Performance gains with persistent connections

About

llm.rb is a zero-dependency Ruby toolkit for interacting with Large Language Models that tries to be as robust and useful as libraries with feature-rich dependencies. Sometimes that can be challenging, and sometimes it can require compromise.

This post looks at one of those scenarios where we provide a powerful performance optimization as an opt-in feature that requires the user to install the net-http-persistent gem separately.

Background

By default, every request that is made by llm.rb sets up and tears down a socket. No attempt is made to reuse the socket, or keep the socket alive. This is not always a huge deal but in case it becomes a bottleneck llm.rb provides a persistent connection pool via net-http-persistent.
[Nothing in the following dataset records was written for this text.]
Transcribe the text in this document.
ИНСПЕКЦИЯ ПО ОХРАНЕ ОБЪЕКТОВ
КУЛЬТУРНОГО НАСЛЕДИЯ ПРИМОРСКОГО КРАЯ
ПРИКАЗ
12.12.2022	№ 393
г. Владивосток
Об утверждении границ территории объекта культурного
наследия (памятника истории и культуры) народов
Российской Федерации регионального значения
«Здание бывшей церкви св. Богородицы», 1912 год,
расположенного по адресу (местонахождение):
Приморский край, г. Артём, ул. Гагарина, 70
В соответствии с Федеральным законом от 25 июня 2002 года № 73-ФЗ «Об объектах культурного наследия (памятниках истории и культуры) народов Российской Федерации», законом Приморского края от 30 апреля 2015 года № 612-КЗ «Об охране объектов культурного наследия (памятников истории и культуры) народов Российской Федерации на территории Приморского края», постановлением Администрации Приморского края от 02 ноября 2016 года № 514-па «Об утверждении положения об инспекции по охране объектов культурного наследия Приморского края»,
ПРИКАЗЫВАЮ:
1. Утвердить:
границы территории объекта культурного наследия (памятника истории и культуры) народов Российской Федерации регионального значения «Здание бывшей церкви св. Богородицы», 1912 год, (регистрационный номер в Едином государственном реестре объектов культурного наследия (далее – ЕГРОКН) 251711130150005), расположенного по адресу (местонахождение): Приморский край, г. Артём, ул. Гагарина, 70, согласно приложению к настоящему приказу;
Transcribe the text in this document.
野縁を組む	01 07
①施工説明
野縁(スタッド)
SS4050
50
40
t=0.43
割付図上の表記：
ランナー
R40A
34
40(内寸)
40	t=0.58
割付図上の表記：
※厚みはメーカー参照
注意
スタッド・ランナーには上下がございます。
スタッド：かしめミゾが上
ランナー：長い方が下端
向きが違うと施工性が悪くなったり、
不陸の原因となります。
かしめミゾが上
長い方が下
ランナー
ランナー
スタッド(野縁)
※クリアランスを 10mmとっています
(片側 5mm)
The net-http-persistent gem implements a connection pool where the gem maintains active connections that can be reused multiple times across multiple requests, and across multiple threads – and good news, it is fully thread-safe.

The gem should be installed manually:

gem install net-http-persistent

Reuse

The next step configures an instance of LLM::OpenAI to use a connection pool where each request in the example reuses the same socket that was initially created for the first request. This approach can significantly improve performance since the cost (DNS lookup, TCP / SSL handshakes) of tearing down and setting up a connection is limited to a single socket.

The optimization applies to all requests for a single provider - that means a socket can be reused across API endpoints, and even across multiple instances of LLM::OpenAI that exist in different threads (eg a Sidekiq environment). The optimization is applied automatically as long as an object opts in via the persistent option:

      #!/usr/bin/env ruby
require "llm"
llm = LLM.openai(key: ENV["OPENAI_SECRET"], persistent: true)
res1 = llm.responses.create "message 1"
res2 = llm.responses.create "message 2", previous_response_id: res1.response_id
res3 = llm.responses.create "message 3", previous_response_id: res2.response_id

    

Conclusion

Utilizing persistent HTTP connections in llm.rb is a simple way to boost performance for applications that make repeated requests. By opting into this feature we can reduce connection overhead and improve throughput – especially in threaded or high-volume environments.